Leggo su un sito la storia di Noa Pothoven. Una storia terribile: violentata a 11 anni durante la festa di una compagna di scuola, poi di nuovo a una festa per adolescenti, poi una terza volta per strada da due adulti. Un abuso, una violenza sconfinati. E Noa non ha retto: dopo anni di depressione, di anoressia, di disperazione, ha scelto di morire. In Olanda si può, la legge lo consente, ed è stata aiutata a morire.



Leggo la storia di Noa Pothoven, e nella colonna accanto, proprio di fianco al paragrafo in cui si parla delle violenze che Noa ha subito, compare una pubblicità. “I fondoschiena più famosi della tv”, dice. Ed è il sito di una testata giornalistica di primissimo piano. E il contrasto non può non farmi fare un salto. Perché, nella mia testa, il nesso scatta immediato.
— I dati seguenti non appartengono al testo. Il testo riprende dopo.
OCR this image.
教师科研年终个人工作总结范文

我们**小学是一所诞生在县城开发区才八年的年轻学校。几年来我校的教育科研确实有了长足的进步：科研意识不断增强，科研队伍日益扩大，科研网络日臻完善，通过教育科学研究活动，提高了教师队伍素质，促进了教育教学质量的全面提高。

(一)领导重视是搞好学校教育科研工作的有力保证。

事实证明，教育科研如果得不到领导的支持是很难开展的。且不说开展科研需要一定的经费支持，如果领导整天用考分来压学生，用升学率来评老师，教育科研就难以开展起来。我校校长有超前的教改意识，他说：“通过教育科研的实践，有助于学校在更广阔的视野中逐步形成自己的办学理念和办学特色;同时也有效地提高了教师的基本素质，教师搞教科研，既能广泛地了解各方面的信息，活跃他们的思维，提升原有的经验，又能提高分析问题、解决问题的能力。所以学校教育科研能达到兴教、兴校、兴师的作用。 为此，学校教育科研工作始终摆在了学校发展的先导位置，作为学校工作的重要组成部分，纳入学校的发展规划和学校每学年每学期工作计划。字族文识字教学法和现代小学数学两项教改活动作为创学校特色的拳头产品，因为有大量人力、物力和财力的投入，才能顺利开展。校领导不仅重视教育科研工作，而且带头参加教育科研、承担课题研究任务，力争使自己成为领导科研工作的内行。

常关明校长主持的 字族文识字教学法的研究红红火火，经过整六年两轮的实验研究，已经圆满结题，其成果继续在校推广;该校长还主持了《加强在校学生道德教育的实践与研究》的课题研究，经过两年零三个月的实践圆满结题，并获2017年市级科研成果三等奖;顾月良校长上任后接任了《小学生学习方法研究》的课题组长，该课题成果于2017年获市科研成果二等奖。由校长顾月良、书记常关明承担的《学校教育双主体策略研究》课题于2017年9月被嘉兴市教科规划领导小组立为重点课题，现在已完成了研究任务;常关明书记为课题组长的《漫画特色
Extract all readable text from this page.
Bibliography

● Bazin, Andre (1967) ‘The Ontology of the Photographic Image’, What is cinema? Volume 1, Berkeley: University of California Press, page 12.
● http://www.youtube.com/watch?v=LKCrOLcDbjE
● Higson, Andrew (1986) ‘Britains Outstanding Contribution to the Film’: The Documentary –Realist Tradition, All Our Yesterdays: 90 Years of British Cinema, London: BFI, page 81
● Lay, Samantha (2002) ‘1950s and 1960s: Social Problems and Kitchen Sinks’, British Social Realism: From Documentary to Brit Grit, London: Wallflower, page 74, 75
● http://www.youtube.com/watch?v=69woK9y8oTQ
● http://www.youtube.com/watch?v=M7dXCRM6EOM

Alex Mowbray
Che immagine delle donne possono avere ragazzi che crescono in un mondo in cui dovunque si girino si trovano in faccia fondoschiena, tette e quant’altro? I miei studenti, che dai loro cellulari bevono porno a go go, e sono convinti che le donne non cerchino altro che quello?



Leggo la notizia su un altro sito, e la giornalista scrive che Noa è stata violentata a 12 anni “a una festicciola di bambini”. Di grazia, in che mondo vive questa giornalista? Dev’essere giovane, non conserva come me una notizia del 1982, che diceva di un giudice svedese che aveva tolto la figlia tredicenne a una madre che le proibiva di avere rapporti sessuali con i coetanei. Certo, non può sapere – glielo dico io – che quando andai in Inghilterra nel 1972 la figlia undicenne dei miei padroni di casa mi incitava ad avere rapporti sessuali con la vicina quattordicenne. Non sono eccezioni: sono decenni che la cultura dominante dice che vale tutto; in Olanda, se non sbaglio, la legge dice che a partire appunto dall’età di 12 anni i rapporti sessuali sono legittimi.



Adesso, qualcuno dirà che sto giustificando gli stupratori. No. Non sto giustificando gli stupratori. La violenza è violenza, punto. Sto attaccando le anime belle, che – da secoli – esaltano la “spontaneità”, l’istinto, il soddisfacimento del desiderio immediato: c’è da stupirsi, se poi la pur sacrosanta norma giuridica non riesce a fare da argine all’istinto scatenato?

Il fatto è che noi umani siamo dei disgraziati, “bestiali come sempre, carnali, egoisti come sempre”, come dice il poeta. Noi maschi poi siamo delle bestie, l’animale che è in noi – Francesco Piccolo docet – è sempre pronto a ridestarsi. E allora, forse, per ridurre un po’ la violenza di cui noi maschi umani siamo capaci, servirebbe un po’ di autocritica. Bisognerebbe dire che la glorificazione dell’istinto, dell’immediato, della “dittatura del desiderio” è stata un errore. Bisognerebbe riconoscere che il “disagio della civiltà” – per dirla con Freud – è essenziale alla natura dell’essere umano. L’apoteosi della natura umana è la cultura – con tutti i suoi vincoli, le sue norme, i suoi sacrifici. Natura e cultura non sono in contraddizione: la cultura è il compimento della natura.

Quando ce lo dimentichiamo, trionfa l’animale. E l’animale stupra. E la sua vittima, che è umana, non sopporta. E può scegliere di morire. Stare davanti alla morte di Noa, allora, per me vuol dire domandarmi: che cosa permette di guardare una donna, di desiderarla, in maniera umana e non bestiale?